Enquanto discutimos como vai ser a convivência de um partido populista, que eu também diria de extrema-direita, com os outros partidos com assento parlamentar como é o caso do Chega, o debate deve ir mais além.

A hipótese (que parece ser certeza) de um governo minoritário que sobreviva quatro anos, as relações entre os deputados dos “pequenos” e dos “grandes” partidos, as relações entre os partidos que integraram a geringonça, e a anunciada futura instabilidade económica internacional – que a acontecer certamente nos atingirá com grande impacto – podem querer dizer que o nosso Inverno vai ser bastante quente, mas duvido que seco.

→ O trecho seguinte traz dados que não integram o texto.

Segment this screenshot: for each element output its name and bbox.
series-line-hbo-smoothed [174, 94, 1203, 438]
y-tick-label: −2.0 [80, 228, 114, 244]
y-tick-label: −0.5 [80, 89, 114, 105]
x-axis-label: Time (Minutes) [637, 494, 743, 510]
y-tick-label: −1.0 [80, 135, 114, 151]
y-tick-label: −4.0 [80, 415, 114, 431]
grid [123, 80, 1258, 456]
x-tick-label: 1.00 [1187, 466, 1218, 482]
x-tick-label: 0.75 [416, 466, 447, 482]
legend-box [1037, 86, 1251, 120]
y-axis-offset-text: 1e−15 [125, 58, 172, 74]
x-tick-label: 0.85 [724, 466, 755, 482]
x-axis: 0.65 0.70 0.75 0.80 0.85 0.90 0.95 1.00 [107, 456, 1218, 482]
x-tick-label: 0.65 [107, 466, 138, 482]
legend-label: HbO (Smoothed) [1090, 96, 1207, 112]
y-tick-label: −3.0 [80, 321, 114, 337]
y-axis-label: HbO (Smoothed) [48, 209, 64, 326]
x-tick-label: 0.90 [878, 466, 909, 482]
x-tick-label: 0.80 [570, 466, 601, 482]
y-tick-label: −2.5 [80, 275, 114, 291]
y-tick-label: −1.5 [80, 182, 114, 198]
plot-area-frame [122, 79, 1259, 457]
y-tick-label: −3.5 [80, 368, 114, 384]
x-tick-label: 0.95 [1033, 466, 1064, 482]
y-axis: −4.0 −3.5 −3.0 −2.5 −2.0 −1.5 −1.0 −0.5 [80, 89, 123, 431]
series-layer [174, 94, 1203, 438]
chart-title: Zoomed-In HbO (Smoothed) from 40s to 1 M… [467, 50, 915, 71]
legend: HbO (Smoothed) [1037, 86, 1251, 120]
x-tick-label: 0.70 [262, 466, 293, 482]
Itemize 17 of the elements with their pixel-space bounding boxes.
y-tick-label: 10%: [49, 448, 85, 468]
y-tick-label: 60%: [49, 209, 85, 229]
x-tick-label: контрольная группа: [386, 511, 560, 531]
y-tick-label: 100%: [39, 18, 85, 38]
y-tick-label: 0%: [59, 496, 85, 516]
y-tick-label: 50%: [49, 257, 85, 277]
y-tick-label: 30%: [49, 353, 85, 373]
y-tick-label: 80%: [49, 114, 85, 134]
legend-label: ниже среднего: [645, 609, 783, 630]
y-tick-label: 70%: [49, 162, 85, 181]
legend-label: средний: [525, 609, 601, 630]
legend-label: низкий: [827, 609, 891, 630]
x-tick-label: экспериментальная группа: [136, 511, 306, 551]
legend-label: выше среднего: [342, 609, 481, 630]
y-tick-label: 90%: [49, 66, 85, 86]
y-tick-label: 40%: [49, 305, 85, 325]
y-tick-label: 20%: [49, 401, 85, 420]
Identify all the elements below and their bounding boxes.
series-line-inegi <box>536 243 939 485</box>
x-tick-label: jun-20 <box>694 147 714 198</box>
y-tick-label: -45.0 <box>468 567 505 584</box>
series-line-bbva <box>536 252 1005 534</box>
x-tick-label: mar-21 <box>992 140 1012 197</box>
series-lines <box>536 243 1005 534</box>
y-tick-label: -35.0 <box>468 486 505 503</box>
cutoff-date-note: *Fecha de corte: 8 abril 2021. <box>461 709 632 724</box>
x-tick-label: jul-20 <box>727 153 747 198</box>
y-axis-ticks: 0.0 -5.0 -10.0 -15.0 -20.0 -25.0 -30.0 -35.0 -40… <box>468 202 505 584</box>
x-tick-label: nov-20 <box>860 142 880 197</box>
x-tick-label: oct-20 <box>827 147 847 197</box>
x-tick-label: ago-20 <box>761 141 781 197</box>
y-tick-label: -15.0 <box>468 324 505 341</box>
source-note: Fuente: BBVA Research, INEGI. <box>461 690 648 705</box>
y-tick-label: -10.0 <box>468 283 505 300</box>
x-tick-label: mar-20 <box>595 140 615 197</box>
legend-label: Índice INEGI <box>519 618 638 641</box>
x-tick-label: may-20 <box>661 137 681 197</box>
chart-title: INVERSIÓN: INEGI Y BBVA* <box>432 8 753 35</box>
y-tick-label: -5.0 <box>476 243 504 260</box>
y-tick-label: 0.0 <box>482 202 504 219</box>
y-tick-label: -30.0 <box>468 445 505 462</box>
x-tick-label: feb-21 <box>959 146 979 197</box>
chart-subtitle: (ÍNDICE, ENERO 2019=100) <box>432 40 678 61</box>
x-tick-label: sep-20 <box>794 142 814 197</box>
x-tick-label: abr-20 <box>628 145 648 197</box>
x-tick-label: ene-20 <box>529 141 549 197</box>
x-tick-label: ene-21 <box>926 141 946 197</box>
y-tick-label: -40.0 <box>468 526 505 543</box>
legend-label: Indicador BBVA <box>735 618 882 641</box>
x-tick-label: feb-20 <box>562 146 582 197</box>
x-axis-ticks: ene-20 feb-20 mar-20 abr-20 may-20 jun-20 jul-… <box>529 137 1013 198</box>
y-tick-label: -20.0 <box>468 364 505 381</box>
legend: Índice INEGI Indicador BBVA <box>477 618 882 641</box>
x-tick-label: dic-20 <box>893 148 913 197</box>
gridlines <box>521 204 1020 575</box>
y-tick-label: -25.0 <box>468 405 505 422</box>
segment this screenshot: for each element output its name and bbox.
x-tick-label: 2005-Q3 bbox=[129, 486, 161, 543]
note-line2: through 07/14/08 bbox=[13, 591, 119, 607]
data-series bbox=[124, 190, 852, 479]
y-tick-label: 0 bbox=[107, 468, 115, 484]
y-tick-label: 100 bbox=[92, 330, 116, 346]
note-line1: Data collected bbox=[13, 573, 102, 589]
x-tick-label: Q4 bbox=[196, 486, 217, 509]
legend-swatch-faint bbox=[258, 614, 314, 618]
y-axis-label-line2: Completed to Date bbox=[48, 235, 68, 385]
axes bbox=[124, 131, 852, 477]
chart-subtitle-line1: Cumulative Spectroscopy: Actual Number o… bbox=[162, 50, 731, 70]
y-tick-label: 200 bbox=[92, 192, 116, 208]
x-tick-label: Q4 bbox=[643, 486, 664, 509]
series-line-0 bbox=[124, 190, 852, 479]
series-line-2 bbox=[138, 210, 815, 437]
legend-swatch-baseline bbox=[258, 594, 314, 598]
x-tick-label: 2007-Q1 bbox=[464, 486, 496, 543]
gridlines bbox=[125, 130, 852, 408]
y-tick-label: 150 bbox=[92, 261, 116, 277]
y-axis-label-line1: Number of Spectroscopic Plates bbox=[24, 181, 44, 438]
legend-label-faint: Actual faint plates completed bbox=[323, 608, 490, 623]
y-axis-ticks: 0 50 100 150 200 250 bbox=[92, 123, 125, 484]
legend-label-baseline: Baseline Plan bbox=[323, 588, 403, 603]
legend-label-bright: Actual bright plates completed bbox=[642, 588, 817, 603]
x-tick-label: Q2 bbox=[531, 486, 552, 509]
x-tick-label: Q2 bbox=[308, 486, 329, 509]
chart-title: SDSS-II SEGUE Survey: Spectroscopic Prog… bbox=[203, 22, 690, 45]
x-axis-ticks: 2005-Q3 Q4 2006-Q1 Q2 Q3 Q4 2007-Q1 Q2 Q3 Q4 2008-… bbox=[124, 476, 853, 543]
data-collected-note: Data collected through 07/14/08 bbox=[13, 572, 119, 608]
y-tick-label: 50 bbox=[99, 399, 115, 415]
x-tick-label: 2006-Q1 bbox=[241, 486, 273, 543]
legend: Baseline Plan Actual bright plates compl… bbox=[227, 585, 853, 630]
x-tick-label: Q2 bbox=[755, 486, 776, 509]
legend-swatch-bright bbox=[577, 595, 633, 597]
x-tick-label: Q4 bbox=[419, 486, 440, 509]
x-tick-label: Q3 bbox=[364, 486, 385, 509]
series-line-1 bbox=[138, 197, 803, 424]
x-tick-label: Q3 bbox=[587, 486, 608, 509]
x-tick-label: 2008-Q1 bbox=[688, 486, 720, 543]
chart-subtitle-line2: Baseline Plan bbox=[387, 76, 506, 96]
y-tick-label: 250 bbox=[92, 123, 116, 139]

Vamos por partes, porque me interessa que pensemos bem no que temos em mãos. Um dos maiores estudiosos do populismo e dos partidos de direita radical, Cas Mudde, tem trabalho extenso sobre como estes movimentos e partidos de alguma forma partilham uma espécie de ideologia que se agrega em torno de assuntos como a imigração (são contra) e até a integração supranacional.

A este posicionamento, mais geral, não falta uma certa noção económica que nem sempre é liberal na forma, mas essas são “contas de outro rosário”. Parece ser mais consensual o facto de que o ideário desta direita radical se transmutou, acumulando certos posicionamentos que antes também dominavam o espectro político da esquerda.

Mas há aqui uma distinção a ser feita, e que parece que nos andamos a esquecer: isto não significa que estes partidos são de esquerda. Isto significa que estes partidos se posicionam em certos aspectos próximos de partidos de esquerda, porque lhes “dá jeito”. Também não quer dizer que, caso fossem governo, tomassem medidas nesse sentido.

Muito provavelmente não o fariam, e não o fariam porque não é a sua base ideológica (muitas vezes não têm nenhuma que seja consistente ou mais permanente). Estes posicionamentos ocorrem para garantir votos e, claro, isto também baralha o eleitorado. Mas, acima de tudo, estes partidos anti-sistema querem “afundá-lo” a partir de dentro.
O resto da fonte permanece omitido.